Event details
- If we are deploying the AvailableUpdates 0x00005944 registry value (either directly or indirectly via admx / AvailableUpdatesPolicy) and everything applies successfully, leaving (as stated in the IT Pro guidance) just the 0x00004000 "modifier" for the potential Microsoft Corporation UEFI CA 2023 and Microsoft Option ROM UEFI CA 2023 cert installation - how important is it that that value stays at 0x00004000 after the process is done? For example, if, months later, we want to take the extra step of adding the Microsoft Windows Production PCA 2011 cert to the DBX (BlackLotus mitigation), which requires setting AvailableUpdates to 0x00000080, after which it would end up back to 0x0. Does it matter?
- If the addition of the Microsoft Corporation KEK 2K CA 2023 cert is being denied and a BIOS update is not available from the OEM, is it possible that it will start working over the next few months without a BIOS update needed as a result of an update to KEKUpdateCombined.bin via monthly Windows Update?

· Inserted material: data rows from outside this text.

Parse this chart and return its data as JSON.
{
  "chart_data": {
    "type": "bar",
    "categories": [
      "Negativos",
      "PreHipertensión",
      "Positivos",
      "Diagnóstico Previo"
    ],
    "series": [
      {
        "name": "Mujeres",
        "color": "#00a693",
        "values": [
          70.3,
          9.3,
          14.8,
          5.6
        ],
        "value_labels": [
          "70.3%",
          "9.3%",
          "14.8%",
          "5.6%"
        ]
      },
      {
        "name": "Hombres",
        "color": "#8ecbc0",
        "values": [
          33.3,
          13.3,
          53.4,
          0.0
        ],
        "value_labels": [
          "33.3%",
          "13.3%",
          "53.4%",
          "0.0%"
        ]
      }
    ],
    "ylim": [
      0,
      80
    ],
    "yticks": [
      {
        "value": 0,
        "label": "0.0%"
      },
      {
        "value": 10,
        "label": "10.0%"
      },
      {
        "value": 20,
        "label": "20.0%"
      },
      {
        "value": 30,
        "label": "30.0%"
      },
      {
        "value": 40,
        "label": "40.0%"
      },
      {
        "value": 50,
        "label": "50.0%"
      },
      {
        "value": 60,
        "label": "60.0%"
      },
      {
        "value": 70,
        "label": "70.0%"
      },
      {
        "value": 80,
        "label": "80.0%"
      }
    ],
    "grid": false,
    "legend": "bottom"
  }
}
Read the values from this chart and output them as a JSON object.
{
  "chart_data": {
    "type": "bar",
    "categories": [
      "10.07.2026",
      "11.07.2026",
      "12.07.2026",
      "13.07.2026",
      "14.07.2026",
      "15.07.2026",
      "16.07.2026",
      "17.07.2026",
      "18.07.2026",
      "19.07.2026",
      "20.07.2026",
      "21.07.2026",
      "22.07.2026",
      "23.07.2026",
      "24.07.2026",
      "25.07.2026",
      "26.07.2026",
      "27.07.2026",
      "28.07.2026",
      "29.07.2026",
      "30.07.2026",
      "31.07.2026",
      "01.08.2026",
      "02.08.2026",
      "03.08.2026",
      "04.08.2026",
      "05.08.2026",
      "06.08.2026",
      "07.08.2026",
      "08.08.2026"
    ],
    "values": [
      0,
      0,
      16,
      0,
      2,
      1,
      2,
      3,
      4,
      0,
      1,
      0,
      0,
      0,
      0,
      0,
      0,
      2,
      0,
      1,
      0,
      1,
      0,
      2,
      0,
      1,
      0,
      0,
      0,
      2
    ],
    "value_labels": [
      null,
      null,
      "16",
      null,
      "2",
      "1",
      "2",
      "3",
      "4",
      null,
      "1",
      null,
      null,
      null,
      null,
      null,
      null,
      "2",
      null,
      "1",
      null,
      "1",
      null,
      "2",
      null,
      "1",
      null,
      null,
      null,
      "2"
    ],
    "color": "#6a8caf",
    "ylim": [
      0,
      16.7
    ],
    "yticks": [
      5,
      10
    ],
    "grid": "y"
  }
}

- Will any devices that have the same Platform Key behave the same in terms of accepting / denying the new KEK cert update, irrespective of BIOS version?
- Our main OEM, Lenovo, has said they will provide BIOS updates for all commercially supported devices. For Lenovo that support period is about 6 1/2 years after release, meaning there are several generations of devices out there that still meet all the requirements for Win 11 (including CPU minimum) but possibly won't be able to take the updated KEK cert? What will happen to those devices after June 2026? If they cannot sign updates to the DB and DBX, what is the implication? Will regular Windows Cumulative Updates fail to install if they have a DB or DBX update piece?